Sometimes I think the terms anger and teen should be synonymous! As parents we sometimes see our teen as argumentative, moody, defiant, manipulative, just to name a few. It’s virtually pointless anymore to try and imagine the connection to what we were doing, thinking, and feeling when we were teens and what teens experience now because so much has changed. What IS relevant to teens in this day in age compared to what was relevant 10-15 years ago bears minimal resemblance. Sometimes I look at my five year old and shutter to think of what I will be facing in a few short years!
Most of my teen clients come to me at the request of their parents because “something is just going on with them” their parents will say. Many try and read between the lines and figure out the mystery but often times I am used as the detective in this situation! Ever too quickly I generally discover an underlying theme of the teen’s low mood, anger outburst, social isolation, sexual identity questions, and we can work towards alleviating some of the negative feelings associated. One common thread to all of these teen issues is Anger!
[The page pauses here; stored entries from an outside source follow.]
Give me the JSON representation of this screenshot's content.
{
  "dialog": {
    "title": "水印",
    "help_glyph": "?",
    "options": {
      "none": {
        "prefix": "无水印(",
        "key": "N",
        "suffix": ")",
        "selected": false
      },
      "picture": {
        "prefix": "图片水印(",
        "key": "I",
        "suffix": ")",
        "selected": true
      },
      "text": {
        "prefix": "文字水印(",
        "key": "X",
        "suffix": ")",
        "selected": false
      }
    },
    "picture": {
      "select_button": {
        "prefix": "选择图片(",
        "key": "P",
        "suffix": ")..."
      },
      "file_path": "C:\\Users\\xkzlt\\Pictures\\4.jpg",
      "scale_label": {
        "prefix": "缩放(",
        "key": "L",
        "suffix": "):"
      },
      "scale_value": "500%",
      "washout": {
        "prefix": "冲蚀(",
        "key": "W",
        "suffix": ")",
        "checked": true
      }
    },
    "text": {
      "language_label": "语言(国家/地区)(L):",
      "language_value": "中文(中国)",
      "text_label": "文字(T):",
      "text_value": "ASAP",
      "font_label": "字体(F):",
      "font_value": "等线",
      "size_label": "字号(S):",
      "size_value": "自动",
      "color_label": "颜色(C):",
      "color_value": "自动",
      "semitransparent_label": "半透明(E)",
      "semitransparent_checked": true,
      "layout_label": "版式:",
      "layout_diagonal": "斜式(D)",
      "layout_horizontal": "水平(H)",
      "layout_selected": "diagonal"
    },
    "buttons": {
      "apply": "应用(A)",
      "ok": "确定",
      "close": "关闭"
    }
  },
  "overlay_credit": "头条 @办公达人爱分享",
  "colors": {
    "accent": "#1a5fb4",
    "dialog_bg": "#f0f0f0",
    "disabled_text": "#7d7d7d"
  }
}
Whether anger is stemming from built up resentment towards a friend or family member, a relationship gone bad, pressures in the home, academic success, worry about the future, or a troubled past, anger will always be present and will manifest itself in some form or fashion. I always like to start out my sessions gathering information and collecting data that I can use to show intensity and frequency of the anger the client is experiencing. Once I am able to grasp their anger then I put together a plan of action to tackle it with the client’s involvement, of course.
Upside & Downside of anger- upside, it is usually just a symptom which can easily be treated with interventions and cognitive behavioral approaches. Downside, since it is just a symptom, there will likely be a more hearty underlying issue that is causing the anger to present itself. Getting to the root of this issue and addressing it is a much more difficult task!
So, if you have an “angry teen” and you find yourself asking the questions “what have I done wrong, what can I do better, is it too late to change this, this is so unlike them, what can it be….” what should you do??? First and foremost decide upon a way to communicate to your teen that you care and when and if they are ready to talk to you, they can. Discuss the natural supports in their lives reminding them of who they can turn to when they need help, and always, if their behavior escalates or you are fearful that it will escalate, ask for help from a professional!